— Да, с чего? — повторил я. — Оставил бы ты их у Василья…
— Ну, нет, — перебил Давыд. — Это шалишь! Но что мы с ними теперь сделаем?
— Да! Что?
Мы оба уставились на часы — и задумались. Украшенные голубым бисерным шнурком (злополучный Василий впопыхах не успел снять шнурок этот, который ему принадлежал) — они преспокойно делали свое дело: чикали — правда, несколько вперебивку, — и медленно передвигали свою медную минутную стрелку.
— Разве опять их зарыть? Или уж в печку их? — предложил я наконец. — Или вот еще: не поднести ли их Латкину?

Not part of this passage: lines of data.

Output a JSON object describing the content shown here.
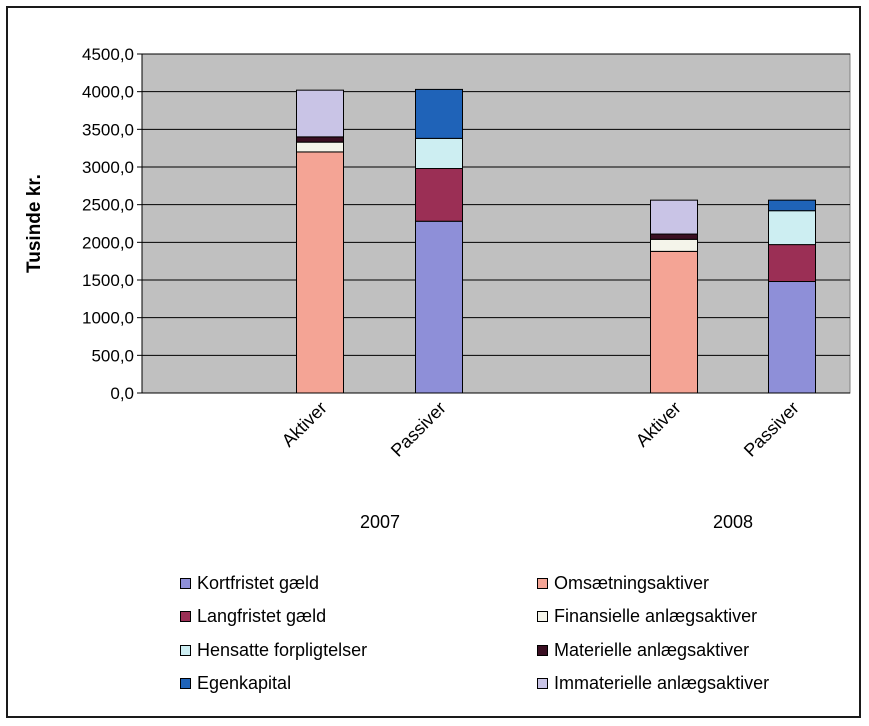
{
  "chart_data": {
    "type": "bar",
    "stacked": true,
    "ylabel": "Tusinde kr.",
    "ylim": [
      0,
      4500
    ],
    "yticks": [
      "0,0",
      "500,0",
      "1000,0",
      "1500,0",
      "2000,0",
      "2500,0",
      "3000,0",
      "3500,0",
      "4000,0",
      "4500,0"
    ],
    "groups": [
      "2007",
      "2008"
    ],
    "categories": [
      "Aktiver",
      "Passiver"
    ],
    "grid": true,
    "plot_background": "#c0c0c0",
    "legend_position": "bottom",
    "legend_order": [
      "Kortfristet gæld",
      "Omsætningsaktiver",
      "Langfristet gæld",
      "Finansielle anlægsaktiver",
      "Hensatte forpligtelser",
      "Materielle anlægsaktiver",
      "Egenkapital",
      "Immaterielle anlægsaktiver"
    ],
    "series": [
      {
        "name": "Omsætningsaktiver",
        "color": "#f4a495",
        "values": {
          "2007": {
            "Aktiver": 3200,
            "Passiver": 0
          },
          "2008": {
            "Aktiver": 1880,
            "Passiver": 0
          }
        }
      },
      {
        "name": "Finansielle anlægsaktiver",
        "color": "#f4f4ea",
        "values": {
          "2007": {
            "Aktiver": 130,
            "Passiver": 0
          },
          "2008": {
            "Aktiver": 160,
            "Passiver": 0
          }
        }
      },
      {
        "name": "Materielle anlægsaktiver",
        "color": "#3a0f22",
        "values": {
          "2007": {
            "Aktiver": 70,
            "Passiver": 0
          },
          "2008": {
            "Aktiver": 70,
            "Passiver": 0
          }
        }
      },
      {
        "name": "Immaterielle anlægsaktiver",
        "color": "#c9c4e6",
        "values": {
          "2007": {
            "Aktiver": 620,
            "Passiver": 0
          },
          "2008": {
            "Aktiver": 450,
            "Passiver": 0
          }
        }
      },
      {
        "name": "Kortfristet gæld",
        "color": "#8e8fd8",
        "values": {
          "2007": {
            "Aktiver": 0,
            "Passiver": 2280
          },
          "2008": {
            "Aktiver": 0,
            "Passiver": 1480
          }
        }
      },
      {
        "name": "Langfristet gæld",
        "color": "#9b2f55",
        "values": {
          "2007": {
            "Aktiver": 0,
            "Passiver": 700
          },
          "2008": {
            "Aktiver": 0,
            "Passiver": 490
          }
        }
      },
      {
        "name": "Hensatte forpligtelser",
        "color": "#cdeef2",
        "values": {
          "2007": {
            "Aktiver": 0,
            "Passiver": 400
          },
          "2008": {
            "Aktiver": 0,
            "Passiver": 450
          }
        }
      },
      {
        "name": "Egenkapital",
        "color": "#1f63b8",
        "values": {
          "2007": {
            "Aktiver": 0,
            "Passiver": 650
          },
          "2008": {
            "Aktiver": 0,
            "Passiver": 140
          }
        }
      }
    ]
  }
}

— Нет, — ответил Давыд. — Это всё не то. А вот что: при губернаторской канцелярии завели комиссию, пожертвования собирают в пользу касимовских погорельцев. Город Касимов, говорят, дотла сгорел, со всеми церквами.* И, говорят, там всё принимают: не один только хлеб или деньги, — но всякие вещи натурой. Отдадим-ка мы туда эти часы! А?
— Отдадим! отдадим! — подхватил я. — Прекрасная мысль! Но я полагал, так как семейство твоих друзей нуждается…

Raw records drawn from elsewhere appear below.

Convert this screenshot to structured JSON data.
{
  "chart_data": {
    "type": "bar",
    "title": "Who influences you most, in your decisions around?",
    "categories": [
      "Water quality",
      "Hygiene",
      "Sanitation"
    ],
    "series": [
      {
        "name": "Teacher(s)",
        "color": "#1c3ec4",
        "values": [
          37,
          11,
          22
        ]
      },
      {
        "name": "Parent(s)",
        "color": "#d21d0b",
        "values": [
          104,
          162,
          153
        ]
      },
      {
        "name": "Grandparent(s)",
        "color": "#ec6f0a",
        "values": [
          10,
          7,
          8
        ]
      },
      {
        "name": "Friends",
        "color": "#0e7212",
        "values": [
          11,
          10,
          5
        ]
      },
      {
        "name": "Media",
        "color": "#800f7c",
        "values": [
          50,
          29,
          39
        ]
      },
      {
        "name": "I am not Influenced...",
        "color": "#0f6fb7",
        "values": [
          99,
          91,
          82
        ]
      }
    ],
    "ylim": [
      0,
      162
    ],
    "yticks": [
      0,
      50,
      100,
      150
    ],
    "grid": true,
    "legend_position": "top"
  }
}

— Нет, нет; в комиссию! Латкины и без них обойдутся. В комиссию!
— Ну, в комиссию — так в комиссию. Только, я полагаю, надо при этом написать что-нибудь губернатору.
Давыд взглянул на меня.
— Ты полагаешь?
— Да; конечно, много нечего писать. А так — несколько слов.
— Например?
— Например… начать так: «Будучи…» или вот еще: «Движимые»…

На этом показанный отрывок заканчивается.